-- Говорят, у наших предков до прихода завоевателей тоже дворцовый этикет был навороченный. Но, кажется, отлучиться с пира по нужде, по крайней мере для гостей, всё-таки было можно.
-- Конечно, можно было попробовать выбрать момент, когда на тебя никто не смотрит, и осторожно убежать, но треклятый поп не спускал с юноши глаз ни на минуту, и хотя даже он не мог не заметить, что тот хмурится, морщится и вообще держится из последних сил. Он пытался соврать что-то вроде "кажется, меня зовут", но поп уверял, что кто бы ни звал, на такие вещи не следует обращать внимание, и продолжал говорить о христианском милосердии и любви к ближнему. В конце концов юноша понял, что больше он не выдержит, рванулся, но уже было слишком поздно... - Асеро на минуту замолчал, закрыв лицо руками. Когда он отдёрнул их от лица, даже в темноте Инти заметил блеснувшую на его ресницах слезу, -- Из него уже предательски потекло, точнее, хлынуло, как вода устремляется в проломленную плотину. Несчастный закрыл лицо руками, чтобы не видеть своих врагов, ликующих над его позором, но не мог не слышать их довольного шёпота. "Это животное не понимает, где что можно делать, а где что нельзя, да как вообще им позволяют сидеть за одним столом с людьми!", "Этот трус обмочился от страха, иногда они так делают от самого вида белых людей" и так далее. А когда тот всё-таки отнял руки от лица, и поднял взгляд на своего мучителя, то увидел, что поп улыбается в блаженной улыбке. Он с наслаждением смотрел на растёкшуюся по паркету лужу, на мокрые потёки на одежде несчастного, на то, как тот пристыженно удаляется, оставляя за собой мокрые отпечатки, и было видно, что это именно то, чего он ожидал.
Асеро перевёл дыхание и продолжил:
-- Да, таковы священники. Они могут болтать о любви к ближнему, и даже к врагам, о бесконечном милосердии, своём и божием, и в то же время с ликованием предвкушать, как их жертва будет низвергнута в пучину позора. Ведь формально, с точки зрения их веры, тот молодой священник был ни в чём не виноват, и даже если бы несчастный потом наложил бы на себя руки (а он был всего на волосок от этого, хорошо под рукой не оказалось ни верёвки, ни ножа, ни яда) то священник также был бы в этом формально невиновен. Я даже предполагаю, что именно на это он и рассчитывал, ведь испанец бы на его месте точно или покончил бы с собой, или сбежал бы на край света. Нет ничего удобнее, чем избавляться от врага таким способом, а что подло -- так христианину на это плевать! "Цель оправдывает средства!". Переговоры из-за этого были просто грани срыва, а если бы опозоренный покончил бы с собой -- сорвались бы почти наверняка. Одного этот поп только не рассчитал. Что лекарь-язычник проявит к опозоренному настоящее милосердие, утешит его, объяснив, что это не самое худшее. Вытирая несчастному слёзы, он говорил: "Глупо и несправедливо винить себя за то, что твоё тело уже не слушалось твоей воли. Оно лишь спасало тебя от ещё худшей участи. Вот если бы ты сдержался, тебя могло бы разорвать изнутри, и ты бы умер в страшных мучениях. Я слышал, у них тут бывали такие случаи. А так ты жив-здоров и всё у тебя впереди. Да, ты опозорен перед испанским двором, тебе нельзя будет больше там появляться, ну и что с того? Разве весь этот двор может сравниться в цене с тем сокровищем, коим является твоя молодая жизнь?" Потом все остальные тавантисуйцы поклялись, что никогда не расскажут об этом дома, и эту клятву они хранят до сего дня...

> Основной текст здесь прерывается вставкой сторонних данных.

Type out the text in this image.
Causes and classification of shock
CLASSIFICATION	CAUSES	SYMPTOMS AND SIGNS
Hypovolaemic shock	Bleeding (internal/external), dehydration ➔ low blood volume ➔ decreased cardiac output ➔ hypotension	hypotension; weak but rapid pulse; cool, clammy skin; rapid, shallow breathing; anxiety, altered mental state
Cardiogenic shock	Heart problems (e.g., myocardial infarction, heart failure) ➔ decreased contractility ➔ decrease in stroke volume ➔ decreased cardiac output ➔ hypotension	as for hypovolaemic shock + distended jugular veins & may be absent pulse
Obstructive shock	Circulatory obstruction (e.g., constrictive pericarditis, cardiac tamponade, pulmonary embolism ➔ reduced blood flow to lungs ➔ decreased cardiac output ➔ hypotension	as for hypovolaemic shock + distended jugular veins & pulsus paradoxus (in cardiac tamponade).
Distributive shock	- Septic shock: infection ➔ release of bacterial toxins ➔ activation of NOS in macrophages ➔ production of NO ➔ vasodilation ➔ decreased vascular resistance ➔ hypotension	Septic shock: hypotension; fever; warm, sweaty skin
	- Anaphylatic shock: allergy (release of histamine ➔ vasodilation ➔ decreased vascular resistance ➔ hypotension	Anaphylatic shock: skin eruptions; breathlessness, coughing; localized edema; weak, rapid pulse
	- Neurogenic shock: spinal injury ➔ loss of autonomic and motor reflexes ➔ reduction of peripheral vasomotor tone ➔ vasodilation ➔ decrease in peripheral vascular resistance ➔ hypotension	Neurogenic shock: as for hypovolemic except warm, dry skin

Некоторое время всадники ехали в молчании.
-- А знаешь, почему тот попик так радовался моему позору? -- спросил Асеро, -- я бы ни за что не догадался, но один из наших потом узнал случайно. Незадолго до нашего визита было кому-то из монахов видение, что самый юный из приплывших потом станет очень сильным гонителем христиан, и решил меня таким образом со свету сжить. Ведь он был уверен, что у нас за любой промах смертью карают. Может, даже и к лучшему, что всё так произошло. При дворе я появляться не мог, взаперти тоже не сидеть не хотел, так что смог увидеть совсем другую Испанию, такую, где не важен дворцовый этикет. И я понял -- власть Короны не так прочна, как иные думают. Потому что у них власть сама по себе, а народ сам по себе. И народу она в общем-то не нужна, её просто терпят, как терпят нищету и грязь, но не более того. Так что мы на самом деле сильнее их, потому что наше общество монолитно. Впрочем, вернёмся к нашим злосчастным христианам.